I am sure you have read how strong abs/core prevent back pain and aid in labor and delivery. I can’t tell you my back hasn’t bothered me… pregnancy aggravates and old coccyx injury… but I don’t complain until usually late in the 3rd trimester. My tailbone pain is depends on how the baby is positioned. Both of my babies have preferred the transverse position until 35-36 weeks, which causes more discomfort. Once they move into the cephalic position, the pain becomes minimal. So, I am assuming a strong core has prevented me from having the backaches many pregnant women experience.

As for labor and delivery, well, it was easy with my first (we will see with this one). I do credit prenatal exercise with strength and awareness of my body and how to use the muscles during labor and delivery. When I first started pushing, I was very tense… legs locked together at the knees (maybe not at the knees but pretty tense), tight glutes, and contracting the abs but not using them to push. I realzied what I was doing and listened to my own advice... when I am doing a pap and pelvic, I usually have to tell my client to relax the thighs and glutes, which relaxes the pelvic floor making the exam easier for both of us. I realized what I was doing and let all my muscles relax while using the abs to push. The room erupted with excitement and encouragement :D and I was able to move the baby.

I had a pregnancy video with my first, but this time I have been using Cathe (with modifications, i.e., superman on all fours), a prenatal Pilates DVD, and a prenatal Yoga video.

Hope this helps! Take care and keep that core strong!

Autumn

Oh, and Kegels were helpful for the pushing/relaxing too.
 
Well - I did ab work before pregnancy and during the majority of my pregnancy. I didn't have a visable six pack, but I was pretty strong. I think the ab work helped me tremendously during and after pregnancy. (I had a c-section because my son was breech - so I don't know how it would have benefited me during labor.)

My stomach never got extremely huge even though I gained 40 pounds (I'm 5'8" - I got up to 195 pounds - I wasn't supper skinny prior to pregnancy). My water broke a week before my scheduled c-section and so we rushed onto the hospital. All the nurses kept saying - wow you have a little belly - I didn't feel that little believe me!! I'll never forget, during my c-section the doctor had me cut open and told the other doctor that I had nice abdominal musles. Then the doctor leans over the curtain and asked me if I worked out. I didn't think that was cool at the time, but it made me really smile after I had time to think about it when all was over. The doctor was also shocked that my baby was 7lbs 3oz - they thought for sure he was a six pounder given the size of my stomach. They commented that my abs had hidden him nicely.
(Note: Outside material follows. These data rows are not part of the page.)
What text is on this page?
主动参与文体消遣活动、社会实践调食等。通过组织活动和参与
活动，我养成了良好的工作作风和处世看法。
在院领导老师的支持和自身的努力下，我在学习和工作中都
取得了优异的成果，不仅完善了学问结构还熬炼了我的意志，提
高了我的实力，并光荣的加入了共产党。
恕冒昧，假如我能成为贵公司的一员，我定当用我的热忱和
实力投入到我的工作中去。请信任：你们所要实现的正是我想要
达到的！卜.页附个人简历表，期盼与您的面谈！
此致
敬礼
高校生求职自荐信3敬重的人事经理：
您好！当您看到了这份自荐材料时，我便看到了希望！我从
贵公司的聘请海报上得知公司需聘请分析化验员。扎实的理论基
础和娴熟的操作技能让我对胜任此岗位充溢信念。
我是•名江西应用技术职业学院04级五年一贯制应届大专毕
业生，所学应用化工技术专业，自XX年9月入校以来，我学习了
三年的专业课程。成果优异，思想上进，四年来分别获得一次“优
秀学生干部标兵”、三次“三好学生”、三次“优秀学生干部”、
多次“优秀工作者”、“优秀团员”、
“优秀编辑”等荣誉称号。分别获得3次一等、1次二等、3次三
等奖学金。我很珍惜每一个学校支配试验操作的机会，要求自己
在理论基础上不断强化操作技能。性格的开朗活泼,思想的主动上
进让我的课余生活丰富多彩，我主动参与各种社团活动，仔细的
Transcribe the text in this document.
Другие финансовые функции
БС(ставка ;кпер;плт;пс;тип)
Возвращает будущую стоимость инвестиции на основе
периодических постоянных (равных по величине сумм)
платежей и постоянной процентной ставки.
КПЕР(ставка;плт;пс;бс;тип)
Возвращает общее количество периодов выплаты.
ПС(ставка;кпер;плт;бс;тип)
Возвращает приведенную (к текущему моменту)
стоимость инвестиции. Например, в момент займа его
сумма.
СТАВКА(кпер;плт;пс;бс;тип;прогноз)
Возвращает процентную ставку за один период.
A few days later, my stomach looked OK - It was a good bit larger than normal, but had a nice curvy shape back to it. It still was a little squishy, but not gross at all.

From the start of pregnancy, I modified to only doing crunches and pelvic tilts - no leg lifts. Then I went to crunches on a slant board to stomach squeezes/pelvic tucks on all fours. I worked out 3-5 times a week doing 30 minutes of easy step work (some Firm workouts) and then lighter weights (5-8 pounds). I wasn't a hard core fitness person, but it definitely helped me!